Dois dias de discussão na tv para tentarmos achar um vilão e um mocinho, ou, no máximo, dois vilões. Valdívia é um tremendo folgado, Ceni um puta cara cheio de si. O encontro dessas duas personalidades não daria certo no Big Brother, num emprego, nem num campo de jogo.
É do jogo. Basta ter jogado pra saber.
Você tem todo o direito de ser marrento e provocar, desde que saiba o que isso vai gerar. Hipocrisia condenar o Ceni por se irritar com Valdívia. Quem não se irritaria?
E o chileno, por sua vez, faz isso contra o SPFC e contra o Itaperuna. É dele, e apanha o suficiente por isso.

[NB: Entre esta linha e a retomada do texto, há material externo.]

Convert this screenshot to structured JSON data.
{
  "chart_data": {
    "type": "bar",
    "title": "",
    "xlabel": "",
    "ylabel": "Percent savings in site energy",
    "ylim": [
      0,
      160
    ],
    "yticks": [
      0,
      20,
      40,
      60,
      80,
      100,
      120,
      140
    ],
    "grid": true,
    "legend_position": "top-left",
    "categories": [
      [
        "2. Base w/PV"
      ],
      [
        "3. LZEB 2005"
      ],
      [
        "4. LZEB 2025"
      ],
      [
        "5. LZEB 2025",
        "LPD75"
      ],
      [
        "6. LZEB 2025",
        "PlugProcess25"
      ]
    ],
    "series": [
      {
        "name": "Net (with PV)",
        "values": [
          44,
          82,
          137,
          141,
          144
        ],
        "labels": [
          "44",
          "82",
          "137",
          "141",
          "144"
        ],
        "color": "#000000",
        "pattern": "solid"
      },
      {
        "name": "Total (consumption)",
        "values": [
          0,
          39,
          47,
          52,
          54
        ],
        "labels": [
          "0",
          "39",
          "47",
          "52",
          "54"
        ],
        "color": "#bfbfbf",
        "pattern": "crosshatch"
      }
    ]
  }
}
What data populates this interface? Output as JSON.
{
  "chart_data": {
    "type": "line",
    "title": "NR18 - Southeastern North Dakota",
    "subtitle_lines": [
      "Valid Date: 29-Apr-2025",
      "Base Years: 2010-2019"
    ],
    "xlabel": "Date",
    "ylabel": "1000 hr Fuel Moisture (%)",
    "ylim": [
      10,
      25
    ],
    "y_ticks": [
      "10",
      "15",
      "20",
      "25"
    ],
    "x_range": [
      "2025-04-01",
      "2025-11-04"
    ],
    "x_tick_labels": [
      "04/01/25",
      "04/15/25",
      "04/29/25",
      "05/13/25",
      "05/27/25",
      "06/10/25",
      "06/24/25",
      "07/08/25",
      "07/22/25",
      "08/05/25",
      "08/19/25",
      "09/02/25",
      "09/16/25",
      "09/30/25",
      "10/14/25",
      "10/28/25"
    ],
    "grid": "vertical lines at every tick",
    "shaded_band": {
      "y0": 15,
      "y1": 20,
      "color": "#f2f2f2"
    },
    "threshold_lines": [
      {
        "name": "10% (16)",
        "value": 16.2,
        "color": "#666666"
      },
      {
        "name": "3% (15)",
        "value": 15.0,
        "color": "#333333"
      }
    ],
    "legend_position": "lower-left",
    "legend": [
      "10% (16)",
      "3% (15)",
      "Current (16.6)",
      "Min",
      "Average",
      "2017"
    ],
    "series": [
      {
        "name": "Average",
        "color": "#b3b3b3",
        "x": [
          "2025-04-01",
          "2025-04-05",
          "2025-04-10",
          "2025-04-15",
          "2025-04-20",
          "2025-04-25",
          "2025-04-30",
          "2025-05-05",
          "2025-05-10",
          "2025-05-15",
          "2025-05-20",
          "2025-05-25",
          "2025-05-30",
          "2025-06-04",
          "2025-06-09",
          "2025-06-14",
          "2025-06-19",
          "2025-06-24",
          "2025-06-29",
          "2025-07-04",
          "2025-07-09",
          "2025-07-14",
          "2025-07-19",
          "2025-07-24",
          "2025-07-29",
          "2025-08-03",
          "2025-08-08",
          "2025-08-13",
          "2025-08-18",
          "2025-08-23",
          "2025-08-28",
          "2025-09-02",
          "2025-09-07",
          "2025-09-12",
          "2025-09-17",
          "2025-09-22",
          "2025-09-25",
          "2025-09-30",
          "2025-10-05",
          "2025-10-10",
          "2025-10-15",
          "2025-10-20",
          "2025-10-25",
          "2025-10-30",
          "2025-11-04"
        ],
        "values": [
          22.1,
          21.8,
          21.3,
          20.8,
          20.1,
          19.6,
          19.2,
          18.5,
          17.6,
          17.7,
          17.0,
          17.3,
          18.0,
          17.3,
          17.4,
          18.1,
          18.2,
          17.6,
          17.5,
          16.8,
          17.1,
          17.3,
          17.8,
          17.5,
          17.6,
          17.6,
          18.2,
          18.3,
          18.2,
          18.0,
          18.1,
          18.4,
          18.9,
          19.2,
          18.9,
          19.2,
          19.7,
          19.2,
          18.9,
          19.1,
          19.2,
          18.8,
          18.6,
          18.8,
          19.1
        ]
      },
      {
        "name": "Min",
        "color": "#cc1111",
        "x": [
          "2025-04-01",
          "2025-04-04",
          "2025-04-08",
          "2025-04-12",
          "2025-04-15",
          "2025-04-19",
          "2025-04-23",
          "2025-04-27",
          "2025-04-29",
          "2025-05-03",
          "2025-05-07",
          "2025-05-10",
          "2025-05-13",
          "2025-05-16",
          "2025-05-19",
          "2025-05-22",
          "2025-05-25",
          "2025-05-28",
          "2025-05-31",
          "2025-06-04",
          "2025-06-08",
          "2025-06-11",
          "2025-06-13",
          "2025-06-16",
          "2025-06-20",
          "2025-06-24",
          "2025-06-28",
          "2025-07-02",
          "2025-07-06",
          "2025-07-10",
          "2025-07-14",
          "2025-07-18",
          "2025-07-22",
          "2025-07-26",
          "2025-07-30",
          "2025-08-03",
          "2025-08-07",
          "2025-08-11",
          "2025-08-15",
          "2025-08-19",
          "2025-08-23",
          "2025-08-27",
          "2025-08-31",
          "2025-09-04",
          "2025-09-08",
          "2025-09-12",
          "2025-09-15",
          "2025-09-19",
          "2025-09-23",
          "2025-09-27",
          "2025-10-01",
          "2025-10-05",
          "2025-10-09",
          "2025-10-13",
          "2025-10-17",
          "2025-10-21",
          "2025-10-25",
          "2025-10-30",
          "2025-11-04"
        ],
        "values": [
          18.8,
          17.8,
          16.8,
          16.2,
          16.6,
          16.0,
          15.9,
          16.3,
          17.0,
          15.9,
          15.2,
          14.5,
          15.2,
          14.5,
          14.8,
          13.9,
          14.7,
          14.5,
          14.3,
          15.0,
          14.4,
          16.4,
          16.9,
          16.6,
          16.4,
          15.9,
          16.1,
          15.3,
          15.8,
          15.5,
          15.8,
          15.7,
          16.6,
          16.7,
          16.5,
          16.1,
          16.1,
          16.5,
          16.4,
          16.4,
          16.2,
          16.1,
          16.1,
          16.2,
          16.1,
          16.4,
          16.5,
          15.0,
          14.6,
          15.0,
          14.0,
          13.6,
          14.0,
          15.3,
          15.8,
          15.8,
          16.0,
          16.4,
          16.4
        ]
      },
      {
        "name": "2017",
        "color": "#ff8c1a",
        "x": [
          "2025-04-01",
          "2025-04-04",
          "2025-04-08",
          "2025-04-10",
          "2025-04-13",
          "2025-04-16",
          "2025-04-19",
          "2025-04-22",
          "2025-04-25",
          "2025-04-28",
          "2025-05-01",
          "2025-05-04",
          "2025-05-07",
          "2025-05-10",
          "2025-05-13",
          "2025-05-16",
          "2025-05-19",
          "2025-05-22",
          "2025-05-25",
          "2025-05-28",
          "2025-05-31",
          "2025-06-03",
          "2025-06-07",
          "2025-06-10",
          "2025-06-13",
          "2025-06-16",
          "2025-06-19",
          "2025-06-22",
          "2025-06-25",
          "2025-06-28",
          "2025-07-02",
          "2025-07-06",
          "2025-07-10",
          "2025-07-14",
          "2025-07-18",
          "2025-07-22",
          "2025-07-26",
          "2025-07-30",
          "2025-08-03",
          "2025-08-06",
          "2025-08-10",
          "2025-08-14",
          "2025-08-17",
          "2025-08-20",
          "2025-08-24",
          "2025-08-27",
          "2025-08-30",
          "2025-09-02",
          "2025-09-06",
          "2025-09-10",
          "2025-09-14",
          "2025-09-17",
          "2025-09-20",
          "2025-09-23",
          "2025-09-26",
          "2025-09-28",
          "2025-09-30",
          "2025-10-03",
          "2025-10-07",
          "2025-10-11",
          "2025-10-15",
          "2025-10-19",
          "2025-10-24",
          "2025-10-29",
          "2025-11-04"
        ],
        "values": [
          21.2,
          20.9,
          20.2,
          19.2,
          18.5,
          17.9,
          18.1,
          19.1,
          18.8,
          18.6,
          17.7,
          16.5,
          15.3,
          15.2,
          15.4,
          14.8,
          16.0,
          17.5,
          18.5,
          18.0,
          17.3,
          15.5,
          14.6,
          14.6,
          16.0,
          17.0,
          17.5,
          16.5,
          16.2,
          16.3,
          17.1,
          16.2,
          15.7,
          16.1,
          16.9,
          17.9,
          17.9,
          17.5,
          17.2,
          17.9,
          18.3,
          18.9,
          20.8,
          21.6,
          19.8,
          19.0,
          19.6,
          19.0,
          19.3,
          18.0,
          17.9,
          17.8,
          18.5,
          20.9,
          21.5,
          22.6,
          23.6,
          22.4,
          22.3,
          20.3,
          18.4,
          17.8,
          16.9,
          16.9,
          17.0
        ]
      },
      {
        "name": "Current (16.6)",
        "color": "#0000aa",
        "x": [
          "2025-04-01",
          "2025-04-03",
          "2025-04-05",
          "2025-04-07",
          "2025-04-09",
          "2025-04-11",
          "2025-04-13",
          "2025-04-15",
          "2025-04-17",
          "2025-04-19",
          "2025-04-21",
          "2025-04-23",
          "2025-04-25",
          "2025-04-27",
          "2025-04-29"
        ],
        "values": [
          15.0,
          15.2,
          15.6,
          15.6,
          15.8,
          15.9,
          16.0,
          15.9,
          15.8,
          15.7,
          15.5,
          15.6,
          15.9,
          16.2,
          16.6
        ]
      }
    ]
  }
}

O gesto de Valdívia alimenta o futebol. Se eu fosse o Rogério, teria enfiado o pé nele, exatamente como tentou fazer. Mas também, se eu fosse o Valdívia, talvez fizesse questão de passar de novo na frente do Rogério comemorando a vitória.
O problema é que estamos sempre dispostos a nos colocar apenas em um dos lados. E dependendo do que for, achará um vilão e um mocinho.
“Ah mas o Valdívia não fez nada!”.
Fez, claro que fez. E dai?! Qual problema se ele é provocador desde que aguente as consequências?
Não vejo mal nenhum numa dancinha que menospreze o adversário. Desde que o dançarino apanhe sem se fazer de vítima.
Ação, reação. Futebol.
Só isso.
As “lindas cotoveladas de Pelé” são hoje os detestáveis “jogadas de mau caráter”.
É a nova geração. Aquela onde o Merthiolate não arde…
Rogério ceni renovou por mais um ano. Ninguém pode mais no São Paulo do que Rogério Ceni.
Se ele quer ficar, pois que fique.
Se aos 41, tendo pouco a ganhar e muito a perder, entende ser relevante estar em campo, então esteja.
Rogério atingiu o nível de incontestável. E não foi por sorte, mas por méritos e trabalho.
Eu, diretor, não renovaria. Eu, Ceni, idem.
Mas ele, o original, pensa diferente. E fatalmente tem mais argumentos para defender sua posição do que eu a minha.
Se o Rei quer ficar no trono, quem será o louco a tentar impedi-lo?
Talvez a Copa do Brasil ainda o seduza, apesar de ter ouvido dele considerável menosprezo à competição já.
Ceni não sabe perder.
Perder é algo que se aprende com o tempo. E não acho exatamente uma virtude ter a exata noção de como agir no fracasso.
Quanto menos se perde, menos sabemos perder.
Ceni é um vencedor. Um ícone. Um cara que tem o poder de manipular até a noção que as pessoas fazem sobre a idade de um jogador para aprovar ou não sua permanência.